Reducing the Cost: Cross-Prompt Pre-Finetuning for Short Answer Scoring
Hiroaki Funayama, Yuya Asazuma, Yuichiroh Matsubayashi, Tomoya Mizumoto, Kentaro Inui
TL;DR
The paper tackles the high data cost of Automated Short Answer Scoring (SAS) by introducing a two-phase cross-prompt training strategy: pre-finetune on cross-prompt data using key phrases to learn a general scoring principle, then finetune on a target prompt with in-prompt data. The approach uses a BERT-based regression model where inputs combine rubric key phrases and student answers, and a score function $m(oldsymbol{x})$ mapped to $[0,1]$. Experiments on the RIKEN Japanese SAS dataset show that pre-finetuning with key phrases substantially improves accuracy, especially when in-prompt data are scarce, and can halve the required labeled data. An extensive analysis demonstrates that the model captures the scoring principle and that the diversity of pre-finetuning prompts enhances generalization, though mere cross-prompt pretraining without key phrases is ineffective. Overall, the method offers a data-efficient path for deploying SAS across many prompts, with publicly released code and settings to enable reproducibility.
Abstract
Automated Short Answer Scoring (SAS) is the task of automatically scoring a given input to a prompt based on rubrics and reference answers. Although SAS is useful in real-world applications, both rubrics and reference answers differ between prompts, thus requiring a need to acquire new data and train a model for each new prompt. Such requirements are costly, especially for schools and online courses where resources are limited and only a few prompts are used.
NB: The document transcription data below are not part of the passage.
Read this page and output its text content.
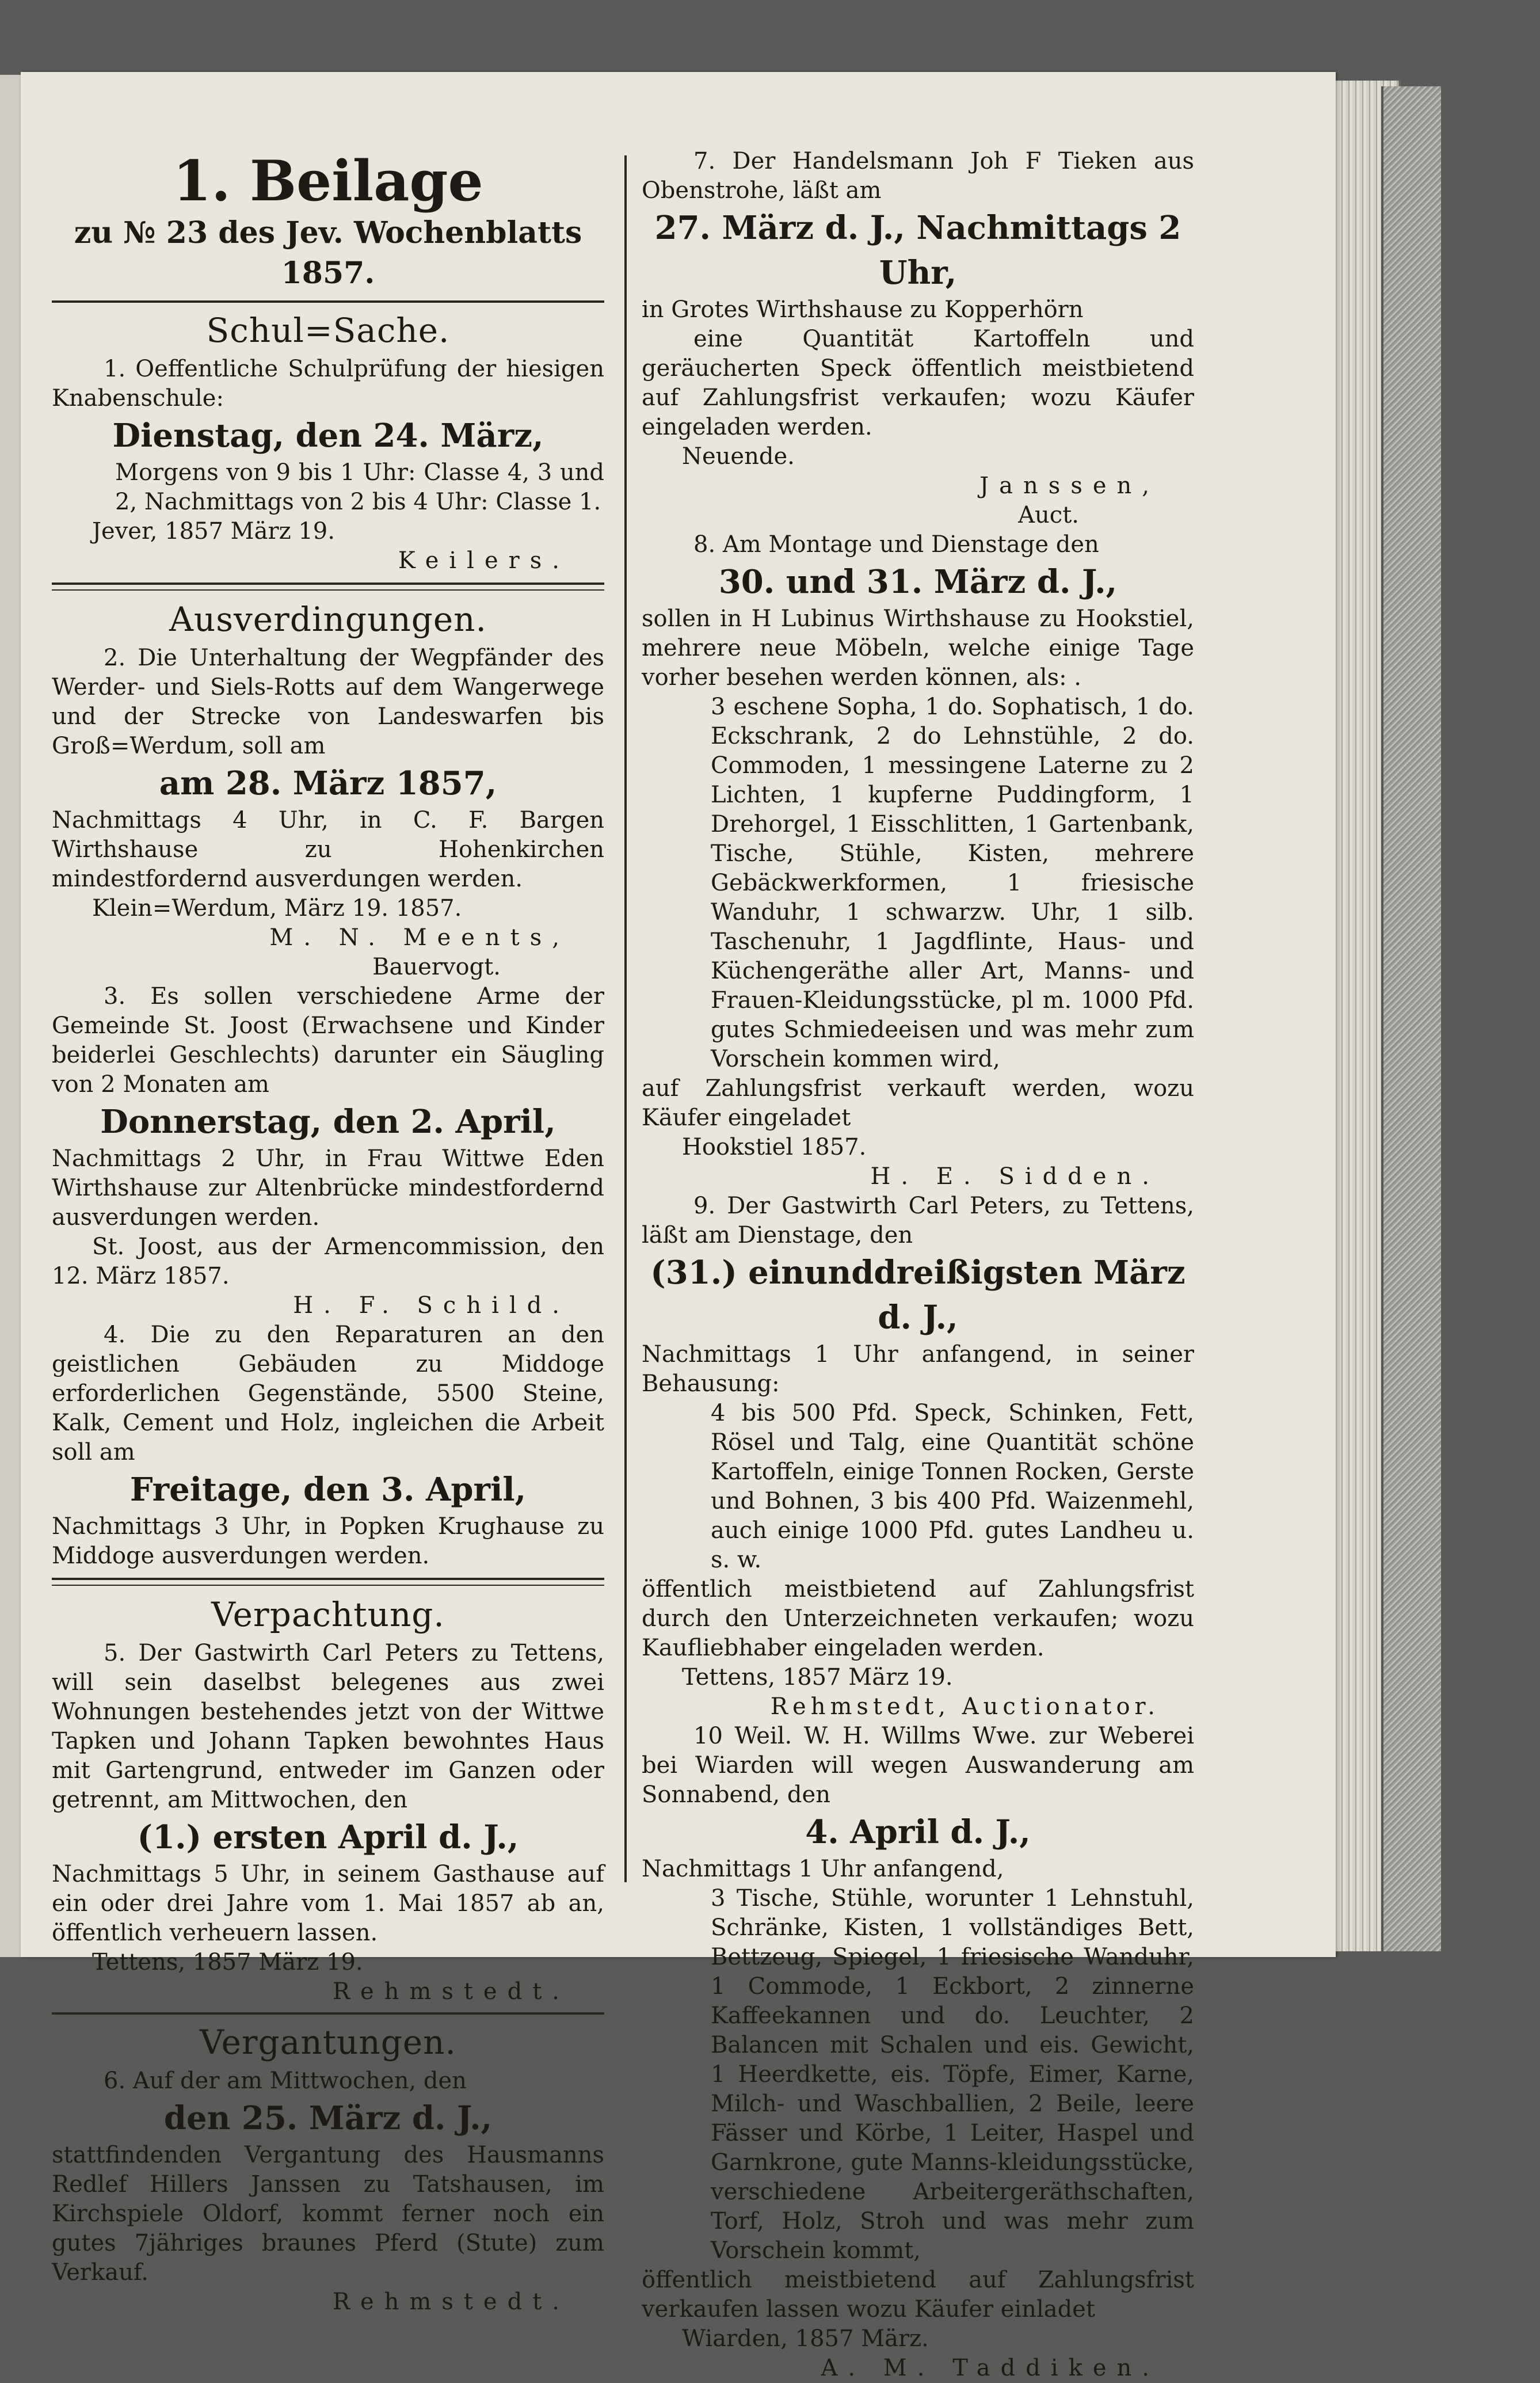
1. Beilage

zu № 23 des Jev. Wochenblatts 1857.

Schul=Sache.

1. Oeffentliche Schulprüfung der hiesigen Knabenschule:

Dienstag, den 24. März,

Morgens von 9 bis 1 Uhr: Classe 4, 3 und 2, Nachmittags von 2 bis 4 Uhr: Classe 1.

Jever, 1857 März 19.

Keilers.

Ausverdingungen.

2. Die Unterhaltung der Wegpfänder des Werder- und Siels-Rotts auf dem Wangerwege und der Strecke von Landeswarfen bis Groß=Werdum, soll am

am 28. März 1857,

Nachmittags 4 Uhr, in C. F. Bargen Wirthshause zu Hohenkirchen mindestfordernd ausverdungen werden.

Klein=Werdum, März 19. 1857.

M. N. Meents,

Bauervogt.

3. Es sollen verschiedene Arme der Gemeinde St. Joost (Erwachsene und Kinder beiderlei Geschlechts) darunter ein Säugling von 2 Monaten am

Donnerstag, den 2. April,

Nachmittags 2 Uhr, in Frau Wittwe Eden Wirthshause zur Altenbrücke mindestfordernd ausverdungen werden.

St. Joost, aus der Armencommission, den 12. März 1857.

H. F. Schild.

4. Die zu den Reparaturen an den geistlichen Gebäuden zu Middoge erforderlichen Gegenstände, 5500 Steine, Kalk, Cement und Holz, ingleichen die Arbeit soll am

Freitage, den 3. April,

Nachmittags 3 Uhr, in Popken Krughause zu Middoge ausverdungen werden.

Verpachtung.

5. Der Gastwirth Carl Peters zu Tettens, will sein daselbst belegenes aus zwei Wohnungen bestehendes jetzt von der Wittwe Tapken und Johann Tapken bewohntes Haus mit Gartengrund, entweder im Ganzen oder getrennt, am Mittwochen, den

(1.) ersten April d. J.,

Nachmittags 5 Uhr, in seinem Gasthause auf ein oder drei Jahre vom 1. Mai 1857 ab an, öffentlich verheuern lassen.

Tettens, 1857 März 19.

Rehmstedt.

Vergantungen.

6. Auf der am Mittwochen, den

den 25. März d. J.,

stattfindenden Vergantung des Hausmanns Redlef Hillers Janssen zu Tatshausen, im Kirchspiele Oldorf, kommt ferner noch ein gutes 7jähriges braunes Pferd (Stute) zum Verkauf.

Rehmstedt.

7. Der Handelsmann Joh F Tieken aus Obenstrohe, läßt am

27. März d. J., Nachmittags 2 Uhr,

in Grotes Wirthshause zu Kopperhörn

eine Quantität Kartoffeln und geräucherten Speck öffentlich meistbietend auf Zahlungsfrist verkaufen; wozu Käufer eingeladen werden.

Neuende.

Janssen,

Auct.

8. Am Montage und Dienstage den

30. und 31. März d. J.,

sollen in H Lubinus Wirthshause zu Hookstiel, mehrere neue Möbeln, welche einige Tage vorher besehen werden können, als: .

3 eschene Sopha, 1 do. Sophatisch, 1 do. Eckschrank, 2 do Lehnstühle, 2 do. Commoden, 1 messingene Laterne zu 2 Lichten, 1 kupferne Puddingform, 1 Drehorgel, 1 Eisschlitten, 1 Gartenbank, Tische, Stühle, Kisten, mehrere Gebäckwerkformen, 1 friesische Wanduhr, 1 schwarzw. Uhr, 1 silb. Taschenuhr, 1 Jagdflinte, Haus- und Küchengeräthe aller Art, Manns- und Frauen-Kleidungsstücke, pl m. 1000 Pfd. gutes Schmiedeeisen und was mehr zum Vorschein kommen wird,

auf Zahlungsfrist verkauft werden, wozu Käufer eingeladet

Hookstiel 1857.

H. E. Sidden.

9. Der Gastwirth Carl Peters, zu Tettens, läßt am Dienstage, den

(31.) einunddreißigsten März d. J.,

Nachmittags 1 Uhr anfangend, in seiner Behausung:

4 bis 500 Pfd. Speck, Schinken, Fett, Rösel und Talg, eine Quantität schöne Kartoffeln, einige Tonnen Rocken, Gerste und Bohnen, 3 bis 400 Pfd. Waizenmehl, auch einige 1000 Pfd. gutes Landheu u. s. w.

öffentlich meistbietend auf Zahlungsfrist durch den Unterzeichneten verkaufen; wozu Kaufliebhaber eingeladen werden.

Tettens, 1857 März 19.

Rehmstedt, Auctionator.

10 Weil. W. H. Willms Wwe. zur Weberei bei Wiarden will wegen Auswanderung am Sonnabend, den

4. April d. J.,

Nachmittags 1 Uhr anfangend,

3 Tische, Stühle, worunter 1 Lehnstuhl, Schränke, Kisten, 1 vollständiges Bett, Bettzeug, Spiegel, 1 friesische Wanduhr, 1 Commode, 1 Eckbort, 2 zinnerne Kaffeekannen und do. Leuchter, 2 Balancen mit Schalen und eis. Gewicht, 1 Heerdkette, eis. Töpfe, Eimer, Karne, Milch- und Waschballien, 2 Beile, leere Fässer und Körbe, 1 Leiter, Haspel und Garnkrone, gute Manns-kleidungsstücke, verschiedene Arbeitergeräthschaften, Torf, Holz, Stroh und was mehr zum Vorschein kommt,

öffentlich meistbietend auf Zahlungsfrist verkaufen lassen wozu Käufer einladet

Wiarden, 1857 März.

A. M. Taddiken.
In this work, we attempt to reduce this cost through a two-phase approach: train a model on existing rubrics and answers with gold score signals and finetune it on a new prompt. Specifically, given that scoring rubrics and reference answers differ for each prompt, we utilize key phrases, or representative expressions that the answer should contain to increase scores, and train a SAS model to learn the relationship between key phrases and answers using already annotated prompts (i.e., cross-prompts). Our experimental results show that finetuning on existing cross-prompt data with key phrases significantly improves scoring accuracy, especially when the training data is limited. Finally, our extensive analysis shows that it is crucial to design the model so that it can learn the task's general property.